1. Load boston data and ensure it looks good.


2. Create your feature matrix $X$ and outcome/label vector $y$.  The former should contain all features, exceot medv, and the latter is medv.


3. Split your data into training and validation chunks (or do cross validation below, but that is slower).

4. Fit a regression tree (on training data), and compute RMSE (on validation data).  Use a combination of the same hyperparameters when defining the model.  
  
As a refresher, RMSE is defined as
$RMSE = \sqrt{
      \frac{1}{N} \sum_{i=1}^{n} (\hat y_{i} - y_{i})^{2}
    }$


5. Write a similar 3-fold nested loop over these three hyperparameters.

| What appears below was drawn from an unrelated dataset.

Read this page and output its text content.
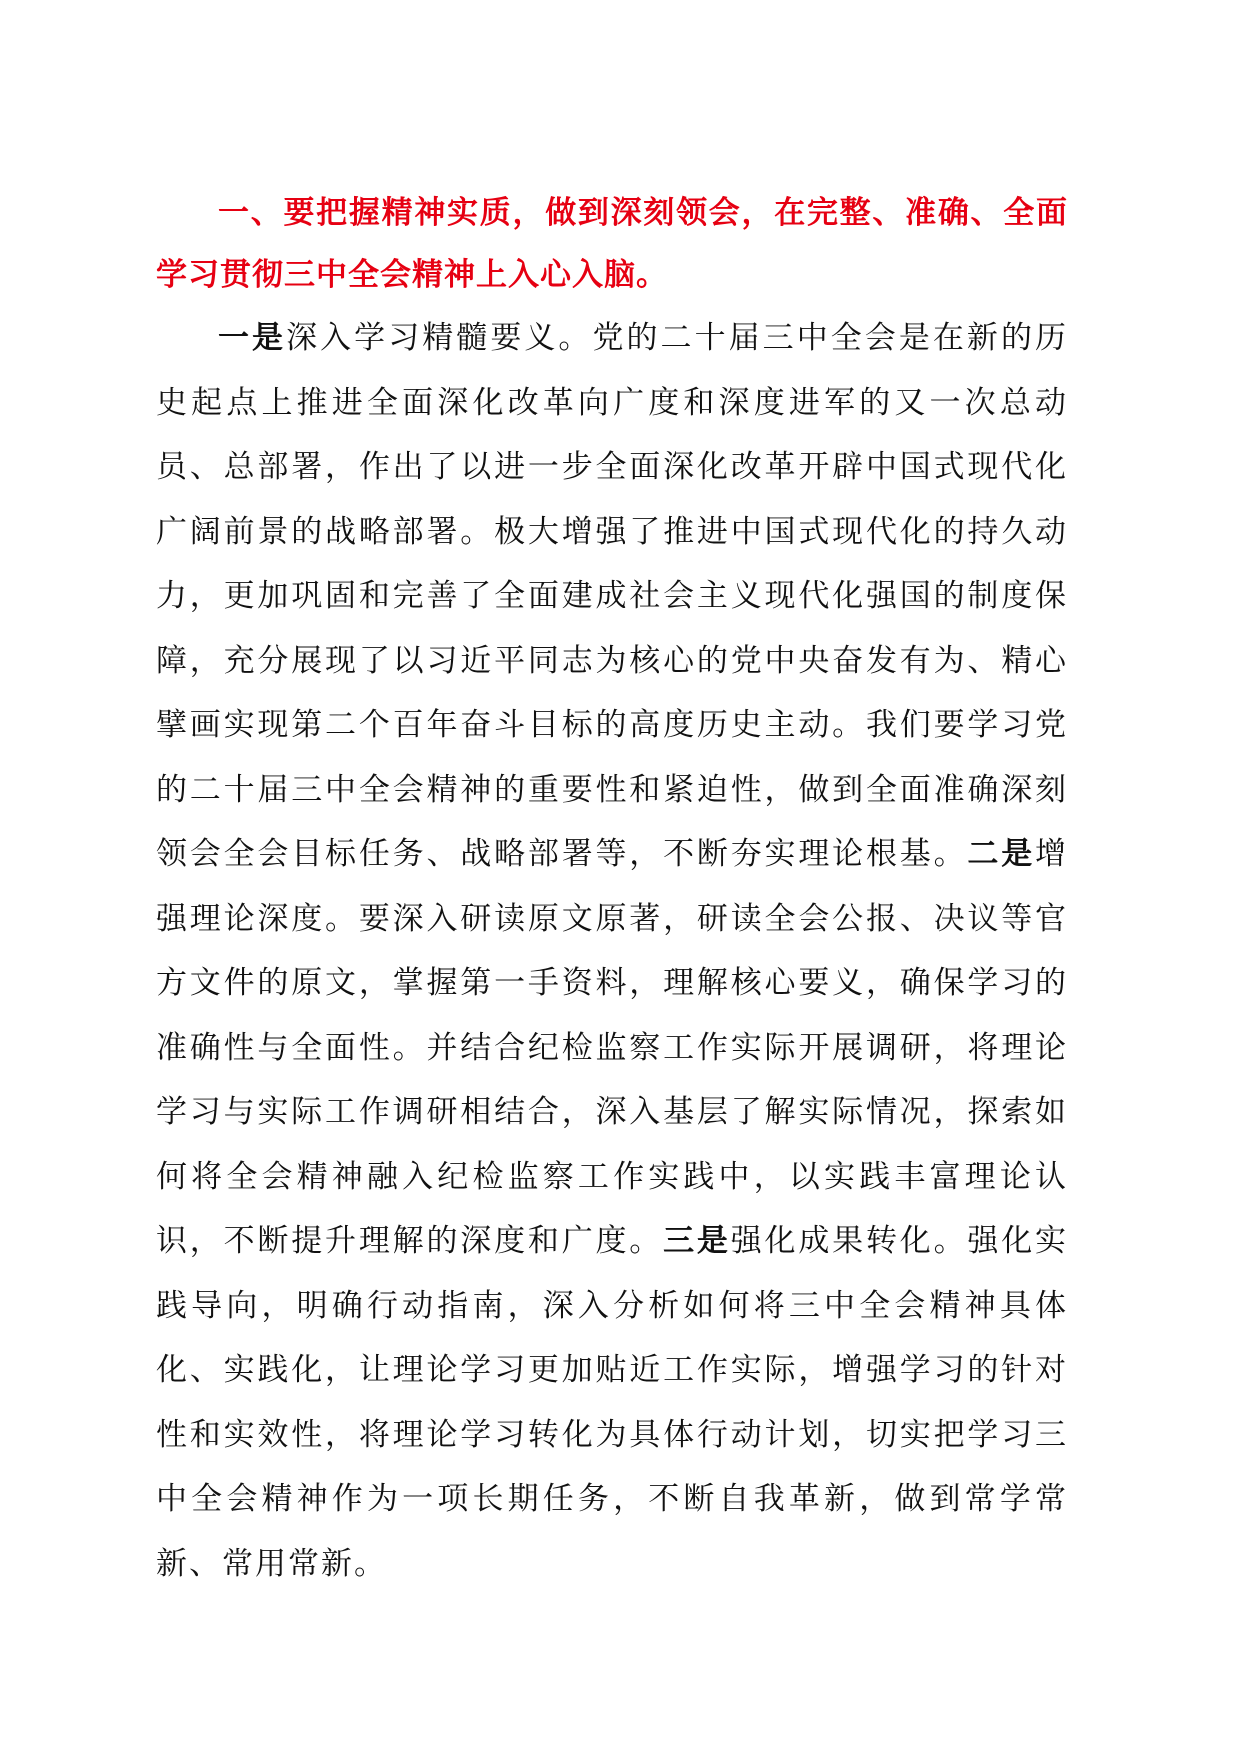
一、要把握精神实质，做到深刻领会，在完整、准确、全面学习贯彻三中全会精神上入心入脑。

一是深入学习精髓要义。党的二十届三中全会是在新的历史起点上推进全面深化改革向广度和深度进军的又一次总动员、总部署，作出了以进一步全面深化改革开辟中国式现代化广阔前景的战略部署。极大增强了推进中国式现代化的持久动力，更加巩固和完善了全面建成社会主义现代化强国的制度保障，充分展现了以习近平同志为核心的党中央奋发有为、精心擘画实现第二个百年奋斗目标的高度历史主动。我们要学习党的二十届三中全会精神的重要性和紧迫性，做到全面准确深刻领会全会目标任务、战略部署等，不断夯实理论根基。二是增强理论深度。要深入研读原文原著，研读全会公报、决议等官方文件的原文，掌握第一手资料，理解核心要义，确保学习的准确性与全面性。并结合纪检监察工作实际开展调研，将理论学习与实际工作调研相结合，深入基层了解实际情况，探索如何将全会精神融入纪检监察工作实践中，以实践丰富理论认识，不断提升理解的深度和广度。三是强化成果转化。强化实践导向，明确行动指南，深入分析如何将三中全会精神具体化、实践化，让理论学习更加贴近工作实际，增强学习的针对性和实效性，将理论学习转化为具体行动计划，切实把学习三中全会精神作为一项长期任务，不断自我革新，做到常学常新、常用常新。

Inside of the loop, define a decision tree classifier using these parameters, fit it on training data, and compute RMSE on validation data.  Essentially you repeat question 4, just inside of the loop.

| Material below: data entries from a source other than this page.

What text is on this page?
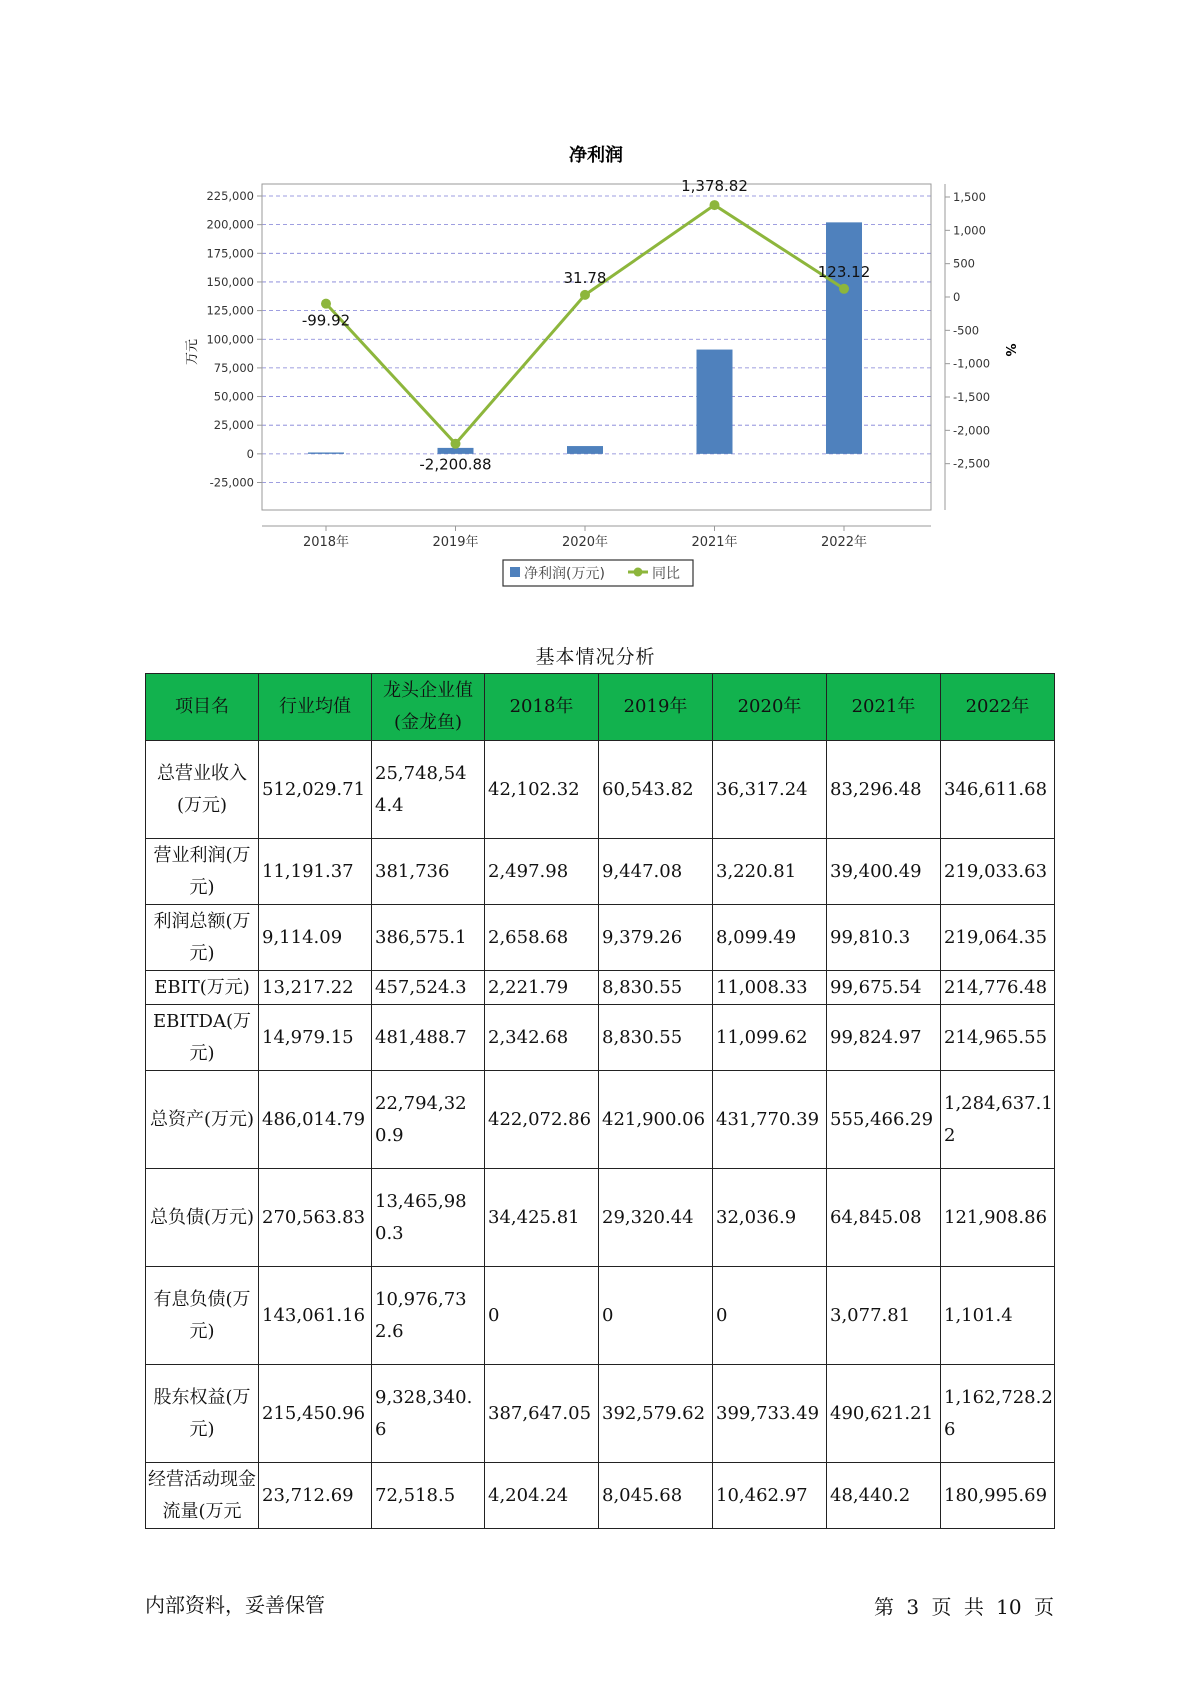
净利润
-99.92
-2,200.88
31.78
1,378.82
123.12
-25,000
0
25,000
50,000
75,000
100,000
125,000
150,000
175,000
200,000
225,000
-2,500
-2,000
-1,500
-1,000
-500
0
500
1,000
1,500
2018年	2019年	2020年	2021年	2022年
万元	%
净利润(万元)	同比
基本情况分析
项目名	行业均值	龙头企业值(金龙鱼)	2018年	2019年	2020年	2021年	2022年
总营业收入(万元)	512,029.71	25,748,544.4	42,102.32	60,543.82	36,317.24	83,296.48	346,611.68
营业利润(万元)	11,191.37	381,736	2,497.98	9,447.08	3,220.81	39,400.49	219,033.63
利润总额(万元)	9,114.09	386,575.1	2,658.68	9,379.26	8,099.49	99,810.3	219,064.35
EBIT(万元)	13,217.22	457,524.3	2,221.79	8,830.55	11,008.33	99,675.54	214,776.48
EBITDA(万元)	14,979.15	481,488.7	2,342.68	8,830.55	11,099.62	99,824.97	214,965.55
总资产(万元)	486,014.79	22,794,320.9	422,072.86	421,900.06	431,770.39	555,466.29	1,284,637.12
总负债(万元)	270,563.83	13,465,980.3	34,425.81	29,320.44	32,036.9	64,845.08	121,908.86
有息负债(万元)	143,061.16	10,976,732.6	0	0	0	3,077.81	1,101.4
股东权益(万元)	215,450.96	9,328,340.6	387,647.05	392,579.62	399,733.49	490,621.21	1,162,728.26
经营活动现金流量(万元	23,712.69	72,518.5	4,204.24	8,045.68	10,462.97	48,440.2	180,995.69
内部资料，妥善保管	第 3 页 共 10 页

6. Find the best accuracy and the corresponding hyperparameter combination your loop can detect.  You can just check inside the innermost loop if the current accuracy is better than the previous best accuracy.

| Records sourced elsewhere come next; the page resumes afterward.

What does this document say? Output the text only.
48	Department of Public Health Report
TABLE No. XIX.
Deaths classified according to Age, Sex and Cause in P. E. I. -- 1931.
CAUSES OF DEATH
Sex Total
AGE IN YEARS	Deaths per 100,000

7. Finally, compare the best RMSE you achieved using regression trees with a RMSE of linear regression (on validation data). Which model gives you better accuracy?

In [247]:
#code goes here 
#1
btsn = pd.read_csv("boston.csv.bz2", sep="\t")
btsn.head()

Unnamed: 0,crim,zn,indus,chas,nox,rm,age,dis,rad,tax,ptratio,black,lstat,medv
0,0.00632,18.0,2.31,0,0.538,6.575,65.2,4.09,1,296,15.3,396.9,4.98,24.0
1,0.02731,0.0,7.07,0,0.469,6.421,78.9,4.9671,2,242,17.8,396.9,9.14,21.6
2,0.02729,0.0,7.07,0,0.469,7.185,61.1,4.9671,2,242,17.8,392.83,4.03,34.7
3,0.03237,0.0,2.18,0,0.458,6.998,45.8,6.0622,3,222,18.7,394.63,2.94,33.4
4,0.06905,0.0,2.18,0,0.458,7.147,54.2,6.0622,3,222,18.7,396.9,5.33,36.2


In [248]:
#1
print(btsn.shape)
print()
print(btsn.isna().sum())

(506, 14)

crim       0
zn         0
indus      0
chas       0
nox        0
rm         0
age        0
dis        0
rad        0
tax        0
ptratio    0
black      0
lstat      0
medv       0
dtype: int64


In [249]:
#2
features = btsn.loc[:, ~btsn.columns.isin(['medv'])].copy()
labels = btsn.loc[:, btsn.columns.isin(['medv'])].copy()

In [250]:
#3
X_train, X_val, y_train, y_val = train_test_split(features, labels, test_size = 0.20)

In [251]:
#4
from sklearn.tree import DecisionTreeRegressor
from sklearn.metrics import mean_squared_error

m = DecisionTreeRegressor(max_depth = 7, min_samples_split = 2, min_samples_leaf = 1)
_ = m.fit(X_train, y_train)
y_pred = m.predict(X_val)

rmse = mean_squared_error(y_val, y_pred, squared = False)
rmse

3.7191659183051256

In [252]:
#5
new_rmse = 1000
curr_rmse = 1000

depth = 0
split = 0
leaf = 0

for i in range (1, 6):
    for j in splits:
        for k in leafs:
            m = DecisionTreeRegressor(max_depth = i, min_samples_split = j, min_samples_leaf = k)
            _ = m.fit(X_train, y_train)
            y_pred = m.predict(X_val)
            new_rmse = mean_squared_error(y_val, y_pred, squared = False)
            if curr_rmse > new_rmse:
                curr_rmse = new_rmse
                depth = i
                split = j
                leaf = k
                
print(curr_rmse) #best RMSE
print(depth, split, leaf) #corresponding hyperparameter combination - depth, split, leaf

3.4426198143584723
4 20 2


In [253]:
#6
new_accu = 0
curr_accu = 0

depth = 0
split = 0
leaf = 0

for i in range (1, 6):
    for j in splits:
        for k in leafs:
            m = DecisionTreeRegressor(max_depth = i, min_samples_split = j, min_samples_leaf = k)
            _ = m.fit(X_train, y_train)
            new_accu = m.score(X_val, y_val)
            if curr_accu < new_accu:
                curr_accu = new_accu
                depth = i
                split = j
                leaf = k
                
print(curr_accu) #best accuracy
print(depth, split, leaf) #corresponding hyperparameter combination - depth, split, leaf

0.8543646502629447
4 20 2


In [254]:
#7
from sklearn.linear_model import LinearRegression

m = LinearRegression()
_ = m.fit(X_train, y_train)
y_pred = m.predict(X_val)
rmse = mean_squared_error(y_val, y_pred, squared = False)

rmse

4.531841117074557

The best RMSE using regression trees achieved a better result than RMSE using linear regression on validation data.